In the posts of this blog we have already seen Eric Reitan argue that it is just as reasonable to believe in God as not to believe in Him. There is no evidence, scientific or otherwise so completely compelling as to force anyone to believe or not believe. We have seen Ken Wilber and Margaret Donaldson clearly demonstrate that scientism privileges the kind of evidence that supports scientism’s reductionist prejudices and discounts replicable experiences within the meditative traditions that suggest they might be unwise to do so. Baumeister and Tierney as we have recently discussed have trawled the scientific literature and found numerous examples of how religion benefits society and the individual. (I am not blind to the dark side of faith and have discussed it at some length – see my posts on Conviction in the list below.)

In the end, though, how much longer can a beleaguered humanity grope for solutions to its complex and global problems in the semi-darkness, refusing to use every possible source of light?

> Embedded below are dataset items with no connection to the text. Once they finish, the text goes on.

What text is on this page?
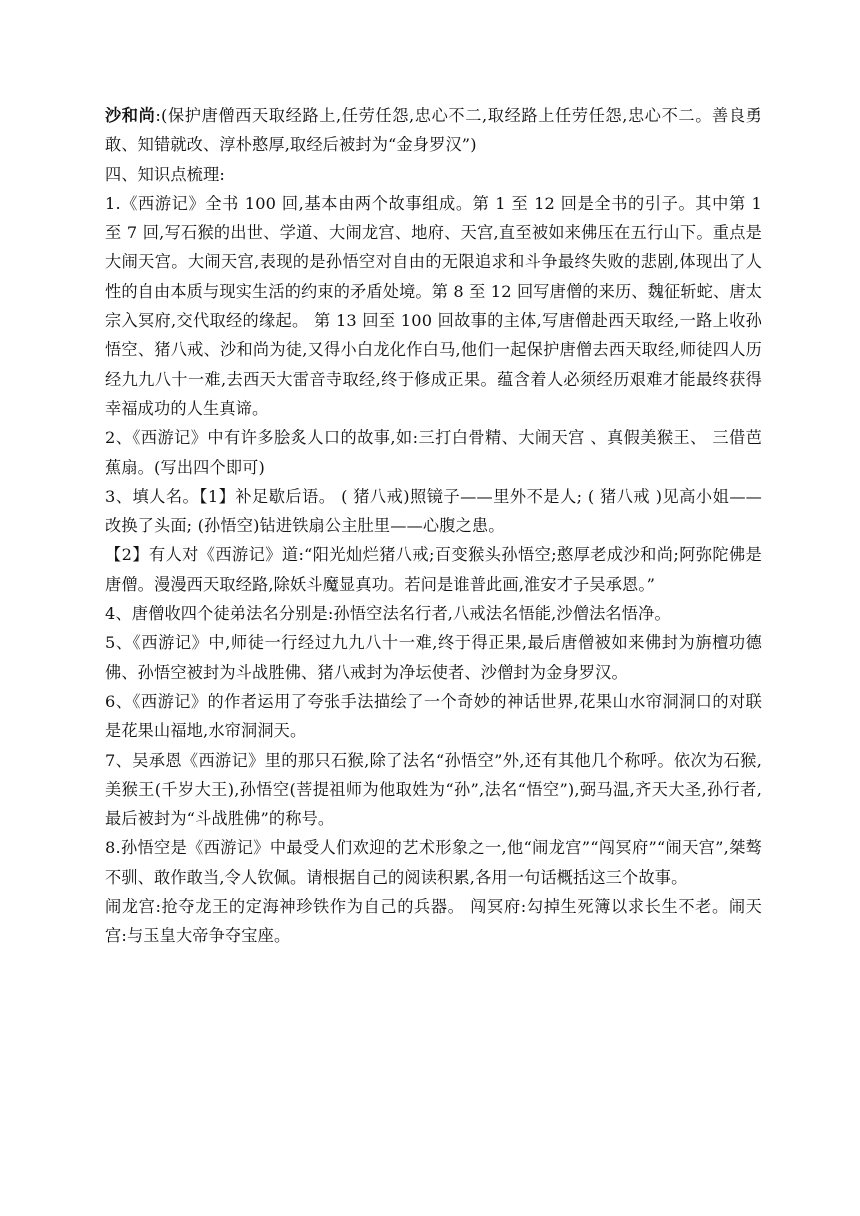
沙和尚:(保护唐僧西天取经路上,任劳任怨,忠心不二,取经路上任劳任怨,忠心不二。善良勇敢、知错就改、淳朴憨厚,取经后被封为“金身罗汉”)

四、知识点梳理:

1.《西游记》全书 100 回,基本由两个故事组成。第 1 至 12 回是全书的引子。其中第 1 至 7 回,写石猴的出世、学道、大闹龙宫、地府、天宫,直至被如来佛压在五行山下。重点是大闹天宫。大闹天宫,表现的是孙悟空对自由的无限追求和斗争最终失败的悲剧,体现出了人性的自由本质与现实生活的约束的矛盾处境。第 8 至 12 回写唐僧的来历、魏征斩蛇、唐太宗入冥府,交代取经的缘起。 第 13 回至 100 回故事的主体,写唐僧赴西天取经,一路上收孙悟空、猪八戒、沙和尚为徒,又得小白龙化作白马,他们一起保护唐僧去西天取经,师徒四人历经九九八十一难,去西天大雷音寺取经,终于修成正果。蕴含着人必须经历艰难才能最终获得幸福成功的人生真谛。

2、《西游记》中有许多脍炙人口的故事,如:三打白骨精、大闹天宫 、真假美猴王、 三借芭蕉扇。(写出四个即可)

3、填人名。【1】补足歇后语。 ( 猪八戒)照镜子——里外不是人; ( 猪八戒 )见高小姐——改换了头面; (孙悟空)钻进铁扇公主肚里——心腹之患。

【2】有人对《西游记》道:“阳光灿烂猪八戒;百变猴头孙悟空;憨厚老成沙和尚;阿弥陀佛是唐僧。漫漫西天取经路,除妖斗魔显真功。若问是谁普此画,淮安才子吴承恩。”

4、唐僧收四个徒弟法名分别是:孙悟空法名行者,八戒法名悟能,沙僧法名悟净。

5、《西游记》中,师徒一行经过九九八十一难,终于得正果,最后唐僧被如来佛封为旃檀功德佛、孙悟空被封为斗战胜佛、猪八戒封为净坛使者、沙僧封为金身罗汉。

6、《西游记》的作者运用了夸张手法描绘了一个奇妙的神话世界,花果山水帘洞洞口的对联是花果山福地,水帘洞洞天。

7、吴承恩《西游记》里的那只石猴,除了法名“孙悟空”外,还有其他几个称呼。依次为石猴,美猴王(千岁大王),孙悟空(菩提祖师为他取姓为“孙”,法名“悟空”),弼马温,齐天大圣,孙行者,最后被封为“斗战胜佛”的称号。

8.孙悟空是《西游记》中最受人们欢迎的艺术形象之一,他“闹龙宫”“闯冥府”“闹天宫”,桀骜不驯、敢作敢当,令人钦佩。请根据自己的阅读积累,各用一句话概括这三个故事。

闹龙宫:抢夺龙王的定海神珍铁作为自己的兵器。 闯冥府:勾掉生死簿以求长生不老。闹天宫:与玉皇大帝争夺宝座。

All too often it seems, as Sheldrake contends, the light of science is dimmed by reductionist and simplistic filters that need to be discarded. Robert Wright has strongly implied that religion in the hands of too many of us is narrowed to the pencil torch of some kind of fundamentalism. At the same time, too much of art at the so-called high end has surrendered to the fragmented perspectives of modernism and merely reflects our bewildered and chaotic perceptions of reality back to us in its broken mirror.

We can’t afford to let this continue for much longer, I would have said. We need to stop bickering and combine our powers if we are to solve our problems in time.

I plan to come back to the works of Sheldrake and Oatley in more detail at a later date but feel that what they write is of such importance and said so eloquently that I needed to highlight their work almost as soon as I had found it.